Once the door is shut, Kurt is more patient than Blaine would have been had their roles been reversed.

“I didn’t want to come here, I just didn’t know how else to find you.”

Kurt lifts his shoulders, shrugging cutely. His face is too nervous for the gesture to come off like he intended. “It’s not like I gave you my number.”

“No,” Blaine scoffs. “It’s not like I gave you mine, either.”

Kurt is still edging by the door, folding his arms between the small of his back and the door. “Is everything okay... I mean, is there something--” Kurt cuts off.

Blaine vaguely imagines the hundred worst-case scenarios going through Kurt’s head. Hey, I’m here to ruin your life. Hey, I have some horrible STI, just thought you should know. Hey, you bought my virginity-- we should be together forever.

Blaine rubs his face with a humorless laugh. Make it quick-- like ripping off a band-aid. “I never do what I did last night,” he starts. “You were the fir-- I’ve never been paid for....” Okay. Like ripping on a band-aid that gets stuck on every last hair on the way up. “I’m not asking you to understand, because I know that you probably don’t, but I feel so disgusted with myself. I’d like to think that I’m going to feel better, but I won’t if I don’t do something.” Blaine reaches into his pocket, flattening the fabric against his stomach so he can reach into the pocket unhindered. He digs out a thin envelope, extending it shakily to Kurt. “Please, this is yours. I can’t keep it.”

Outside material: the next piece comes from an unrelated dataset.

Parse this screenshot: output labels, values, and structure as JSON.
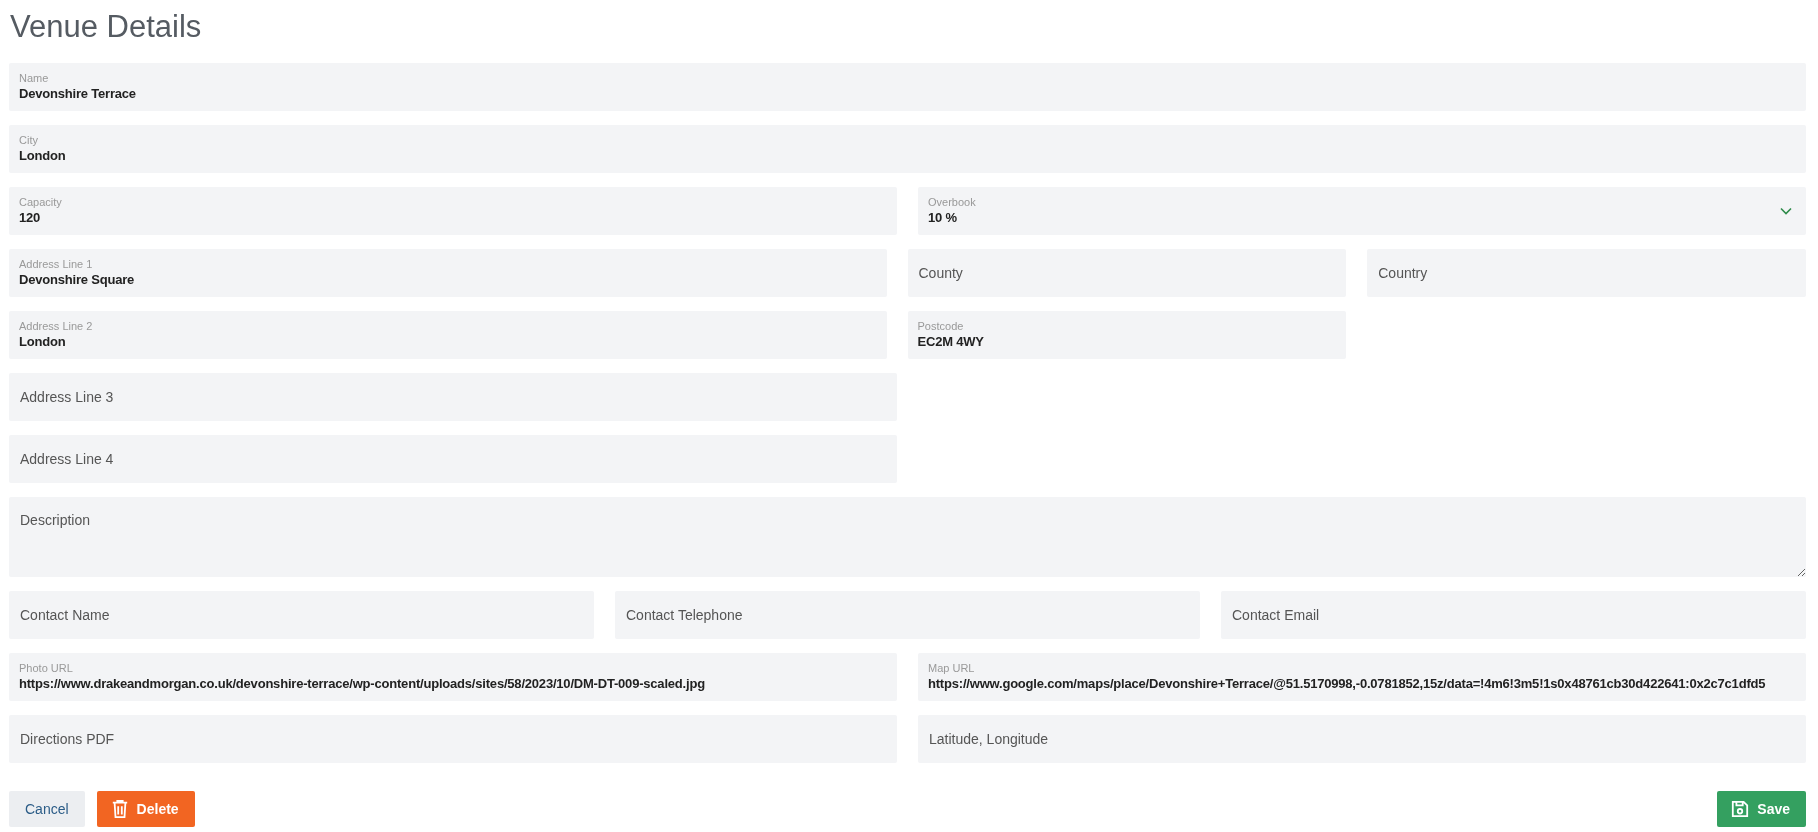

Kurt reaches for the envelope, pink faced and uncertain. “You didn’t want to?”

Blaine doesn’t know how to respond to that. “It was my choice. You didn’t force me, if that’s what you’re worried about.”

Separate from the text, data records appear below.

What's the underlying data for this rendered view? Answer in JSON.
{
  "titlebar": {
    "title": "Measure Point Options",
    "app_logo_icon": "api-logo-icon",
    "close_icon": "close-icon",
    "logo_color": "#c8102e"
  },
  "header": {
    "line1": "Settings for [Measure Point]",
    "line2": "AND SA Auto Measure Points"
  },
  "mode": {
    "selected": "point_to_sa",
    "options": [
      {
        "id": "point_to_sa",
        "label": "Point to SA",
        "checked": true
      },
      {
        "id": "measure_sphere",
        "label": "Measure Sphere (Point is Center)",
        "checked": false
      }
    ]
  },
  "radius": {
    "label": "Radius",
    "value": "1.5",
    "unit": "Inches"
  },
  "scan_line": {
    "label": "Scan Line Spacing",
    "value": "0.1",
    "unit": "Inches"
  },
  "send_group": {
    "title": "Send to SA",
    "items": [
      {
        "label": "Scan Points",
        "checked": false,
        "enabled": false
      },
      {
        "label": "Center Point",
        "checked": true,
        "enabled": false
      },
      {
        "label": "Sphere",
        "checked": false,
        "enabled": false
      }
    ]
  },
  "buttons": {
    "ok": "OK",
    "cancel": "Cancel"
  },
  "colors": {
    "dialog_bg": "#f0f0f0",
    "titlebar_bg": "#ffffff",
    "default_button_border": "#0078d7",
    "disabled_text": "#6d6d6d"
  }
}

Kurt toys with the corner of the envelope, nodding. Blaine realizes that Kurt was worried about that.

“I made my own decision, Kurt. I could have stopped it at any time, but I didn’t. And I owe you an apology, because I didn’t know it was going to feel like this.” He shakes his head, starting to move for the door. When Kurt doesn’t unblock it, Blaine’s footsteps die in their path.

“Why didn’t you stop it then?”

“I thought I had to, but there has to be... I’m gonna find another way.”

Kurt looks more worried at that then he was before. “Are you in some kind of trouble?”

“No, no. Nothing like that. I’m so sorry, Kurt.” Blaine says. This time he reaches for the doorknob, and Kurt moves out of the way. “Especially for coming here. I-.” Blaine reaches into his pocket for his scarf, already walking down the hall as he loops it over his head.

. . .

When he gets home, he vomits.

Blaine doesn't return any phone calls. He doesn't go to work, either.